Anda akan terkejut membaca kisah yang akan segera saya hubungkan kepada Anda. Terkejut jika Anda masih memiliki hati nurani sosial.
Seorang wanita kulit hitam tinggal di Wilayah Selatan Chicago berusaha agar apartemennya dipanaskan sebagaimana mestinya selama bulan-bulan musim dingin. Meskipun ada hukum kota tentang hal tersebut, sang penyewa apartemen yang tak berprinsip menolak membantu. Wanita tersebut adalah seorang janda, sangat miskin dan tidak mengetahui tentang sistem hukum, tetapi dia membawa kasusnya ke pengadilan atas namanya sendiri. Keadilan, wanita ini menyatakan, harus dilaksanakan. Namun, merupakan nasib buruknya karena berkali-kali wanita itu maju di hadapan hakim yang sama, yang ternyata seorang ateis dan rasis. Hakim tersebut memegang prinsip “orang kulit hitam harus tetap di tempat mereka.” Kemungkinan mendapat keputusan yang berpihak pada wanita itu sangatlah tipis. Kemungkinannya menjadi semakin tipis karena wanita tersebut tidak memiliki bahan yang penting untuk mendapat keputusan yang menguntungkan – yaitu, suap yang memuaskan. Namun, wanita tersebut bersikeras.
Pada awalnya, hakim tersebut bahkan tidak menolehkan kepalanya dari membaca novel sebelum menyuruh wanita itu pulang. Namun hakim tersebut mulai memperhatikan wanita itu. “Seorang kulit hitam biasa,” pikir hakim itu, “begitu naif mengira dia dapat memperoleh keadilan.” Ketekunan wanita tersebut membuat hakim itu menjadi tersadar. Ini menimbulkan rasa bersalah dan amarah. Akhirnya, merasa malu dan murka, hakim tersebut meluluskan kasus wanita tersebut dan menegakkan hukum. Ini merupakan kemenangan besar atas “sistem”?setidaknya sistem yang berlaku dalam pengadilan yang korup ini.
Dalam menaruh kisah seperti ini, tentu saya tidak cukup jujur.
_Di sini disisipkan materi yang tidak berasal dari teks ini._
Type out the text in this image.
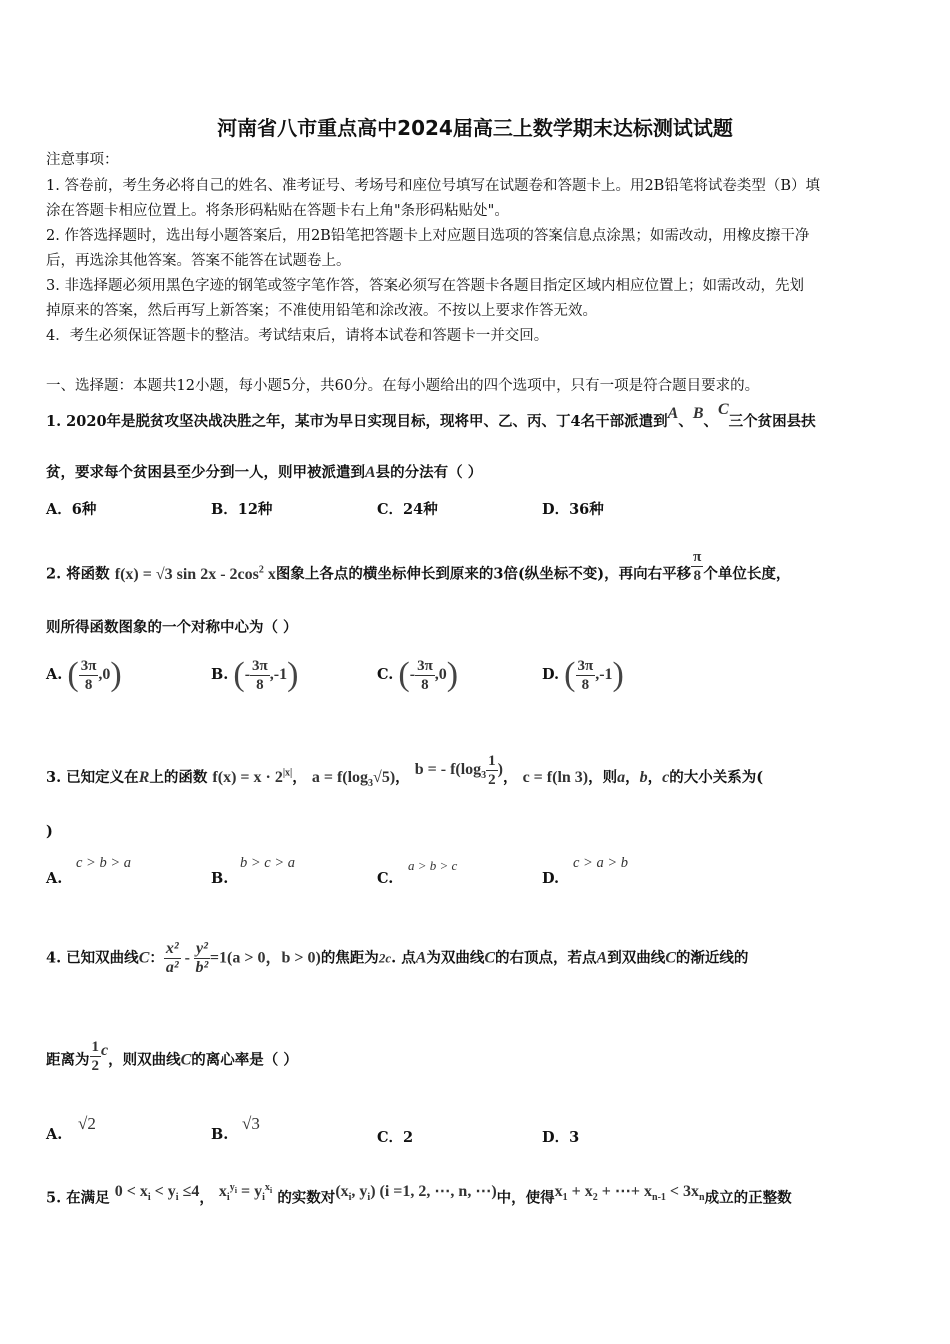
河南省八市重点高中2024届高三上数学期末达标测试试题
注意事项：
1. 答卷前，考生务必将自己的姓名、准考证号、考场号和座位号填写在试题卷和答题卡上。用2B铅笔将试卷类型（B）填
涂在答题卡相应位置上。将条形码粘贴在答题卡右上角"条形码粘贴处"。
2. 作答选择题时，选出每小题答案后，用2B铅笔把答题卡上对应题目选项的答案信息点涂黑；如需改动，用橡皮擦干净
后，再选涂其他答案。答案不能答在试题卷上。
3. 非选择题必须用黑色字迹的钢笔或签字笔作答，答案必须写在答题卡各题目指定区域内相应位置上；如需改动，先划
掉原来的答案，然后再写上新答案；不准使用铅笔和涂改液。不按以上要求作答无效。
4．考生必须保证答题卡的整洁。考试结束后，请将本试卷和答题卡一并交回。
一、选择题：本题共12小题，每小题5分，共60分。在每小题给出的四个选项中，只有一项是符合题目要求的。
1. 2020年是脱贫攻坚决战决胜之年，某市为早日实现目标，现将甲、乙、丙、丁4名干部派遣到A、B、C三个贫困县扶
贫，要求每个贫困县至少分到一人，则甲被派遣到A县的分法有（ ）
A．6种	B．12种	C．24种	D．36种
2. 将函数 f(x) = √3 $\sin 2x - 2\cos^2$ x图象上各点的横坐标伸长到原来的3倍(纵坐标不变)，再向右平移 $\frac{\pi}{8}$ 个单位长度，
则所得函数图象的一个对称中心为（ ）
A. ( $\frac{3\pi}{8} ,0$)	B. (- $\frac{3\pi}{8} ,-1$)	C. (- $\frac{3\pi}{8} ,0$)	D. ( $\frac{3\pi}{8} ,-1$)
3. 已知定义在R上的函数 $f(x) = x \cdot 2^{|x|}$， $a = f(\log_3√5)$， b = - $f(\log_3 \frac{1}{2}$ )， c = f(ln 3)，则a，b，c的大小关系为(
)
A.
c > b > a
B.
b > c > a
C.
a > b > c
D.
c > a > b
4. 已知双曲线C： $\frac{\text{x²}}{\text{a²}} - \frac{\text{y²}}{\text{b²}} =1(a > 0$，b > 0)的焦距为2c. 点A为双曲线C的右顶点，若点A到双曲线C的渐近线的
距离为 $\frac{1}{2}$ c，则双曲线C的离心率是（ ）
A.
√2
B.
√3
C．2	D．3
5. 在满足 $0 < x_i < y_i \le 4$， $x_i^{y_i} = y_i^{x_i}$ 的实数对($x_i$, $y_i$) (i =1, 2, ⋯, n, ⋯)中，使得$x_1 + x_2$ + ⋯+ $x_{n-1} < 3x_n$成立的正整数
Karena kisah ini tidak pernah terjadi di Chicago (sejauh yang saya ketahui), ini juga bukan “kisah” saya. Kisah fiktif saya ini didasarkan dari sebuah perumpamaan yang Yesus ceritakan (Luk. 18:1-8) untuk mengilustrasikan natur dari doa permohonan. Yesus jelasnya tidak menyamakan Allah dengan hakim yang korup tersebut tetapi sebaliknya menarik paralel antara janda tersebut dengan pemohon. Ada dua aspek dari paralel ini: Pertama, janda tersebut menolak menerima situasinya yang tidak adil, seperti juga kita sebagai orang Kristen seharusnya tidak tunduk kepada korupsi dari dunia ini. Kedua, meskipun ditolak, janda tersebut terus bertekun dalam kasusnya, kita juga harus demikian. Aspek pertama berhubungan dengan natur dari doa, dan aspek kedua berhubungan dengan praktik doa.
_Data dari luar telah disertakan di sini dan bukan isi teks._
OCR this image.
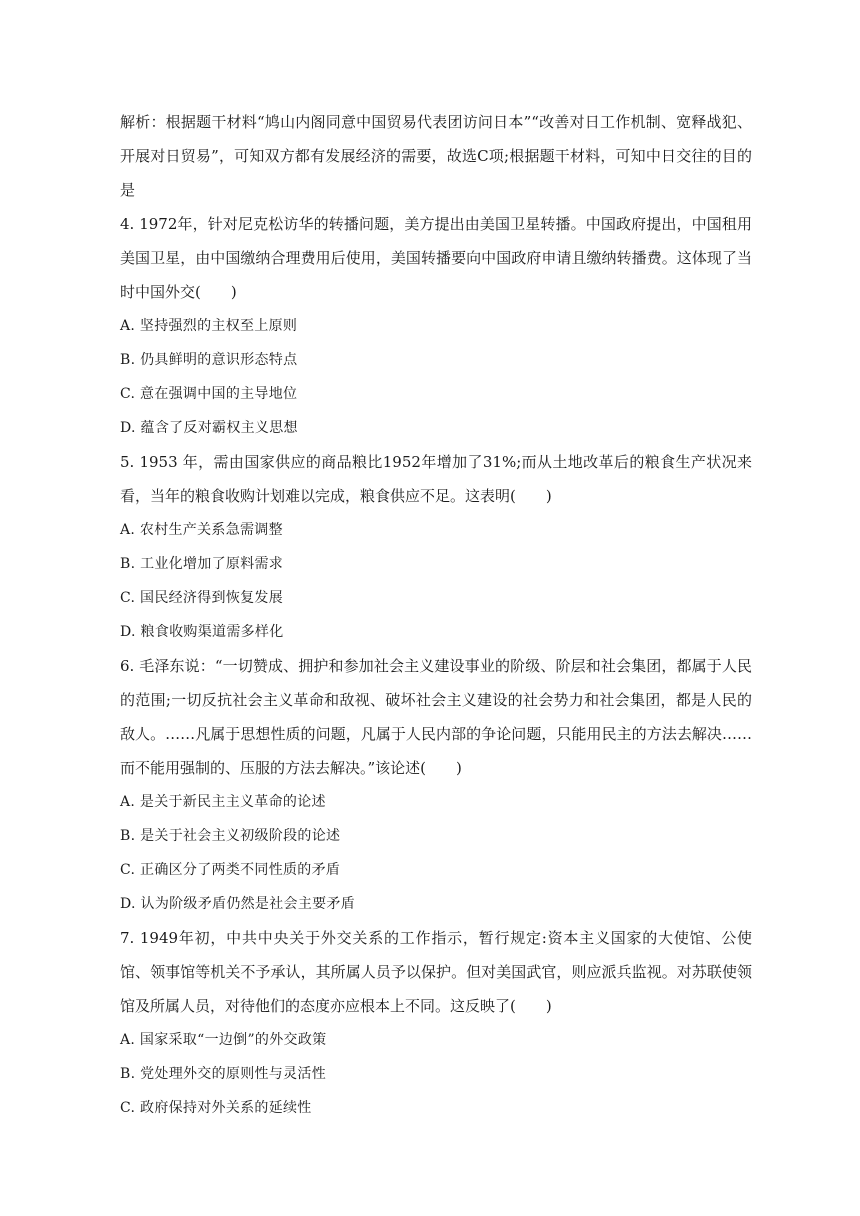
解析：根据题干材料“鸠山内阁同意中国贸易代表团访问日本”“改善对日工作机制、宽释战犯、开展对日贸易”，可知双方都有发展经济的需要，故选C项;根据题干材料，可知中日交往的目的是

4. 1972年，针对尼克松访华的转播问题，美方提出由美国卫星转播。中国政府提出，中国租用美国卫星，由中国缴纳合理费用后使用，美国转播要向中国政府申请且缴纳转播费。这体现了当时中国外交(　　)

A. 坚持强烈的主权至上原则

B. 仍具鲜明的意识形态特点

C. 意在强调中国的主导地位

D. 蕴含了反对霸权主义思想

5. 1953 年，需由国家供应的商品粮比1952年增加了31%;而从土地改革后的粮食生产状况来看，当年的粮食收购计划难以完成，粮食供应不足。这表明(　　)

A. 农村生产关系急需调整

B. 工业化增加了原料需求

C. 国民经济得到恢复发展

D. 粮食收购渠道需多样化

6. 毛泽东说：“一切赞成、拥护和参加社会主义建设事业的阶级、阶层和社会集团，都属于人民的范围;一切反抗社会主义革命和敌视、破坏社会主义建设的社会势力和社会集团，都是人民的敌人。……凡属于思想性质的问题，凡属于人民内部的争论问题，只能用民主的方法去解决……而不能用强制的、压服的方法去解决。”该论述(　　)

A. 是关于新民主主义革命的论述

B. 是关于社会主义初级阶段的论述

C. 正确区分了两类不同性质的矛盾

D. 认为阶级矛盾仍然是社会主要矛盾

7. 1949年初，中共中央关于外交关系的工作指示，暂行规定:资本主义国家的大使馆、公使馆、领事馆等机关不予承认，其所属人员予以保护。但对美国武官，则应派兵监视。对苏联使领馆及所属人员，对待他们的态度亦应根本上不同。这反映了(　　)

A. 国家采取“一边倒”的外交政策

B. 党处理外交的原则性与灵活性

C. 政府保持对外关系的延续性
Masalah kita: Bukan Gagal Mempraktikkan Doa, tetapi Salah Mengerti Doa
Argumen saya adalah ini: terlalu sering, doa-doa permohonan kita sangat lemah dan tidak teratur karena doa-doa tersebut disampaikan dengan cara yang salah. Kita menyiksa diri dengan kehendak kita yang lemah, keinginan yang tawar, teknik kita yang tidak efektif dan pikiran kita yang melayang-layang. Kita terus berpikir bahwa agaknya praktik doa kita salah dan kita berusaha keras untuk melihat apakah kita dapat menemukan alasannya. Saya mengira masalahnya terletak pada salah mengerti natur dari doa permohonan. Praktik doa kita tidak akan pernah memiliki ketekunan seperti janda itu sampai pandangan kita memiliki kejelasan seperti janda tersebut.
Doa Sebagai Pemberontakan
Kalau begitu, apa natur dari doa permohonan? Pada dasarnya, doa permohonan adalah pemberontakan?pemberontakan melawan status quo, keadaan dunia yang berada dalam dosa dan kejatuhan. Doa permohonan merupakan penolakan mutlak yang tak kunjung padam untuk menerima keadaan yang sepenuhnya abnormal sebagai sesuatu yang normal. Itu merupakan penolakan terhadap setiap agenda, skema, pendapat yang bertentangan dengan norma-norma yang Allah telah tetapkan sejak awal. Doa-doa permohonan kita merupakan sebuah ekspresi dari perbedaan yang sangat besar yang tidak dapat dijembatani yang memisahkan yang Baik dari yang Jahat, suatu deklarasi bahwa yang Jahat bukan merupakan sebuah variasi tentang yang Baik tetapi suatu hal yang sangat berlawanan.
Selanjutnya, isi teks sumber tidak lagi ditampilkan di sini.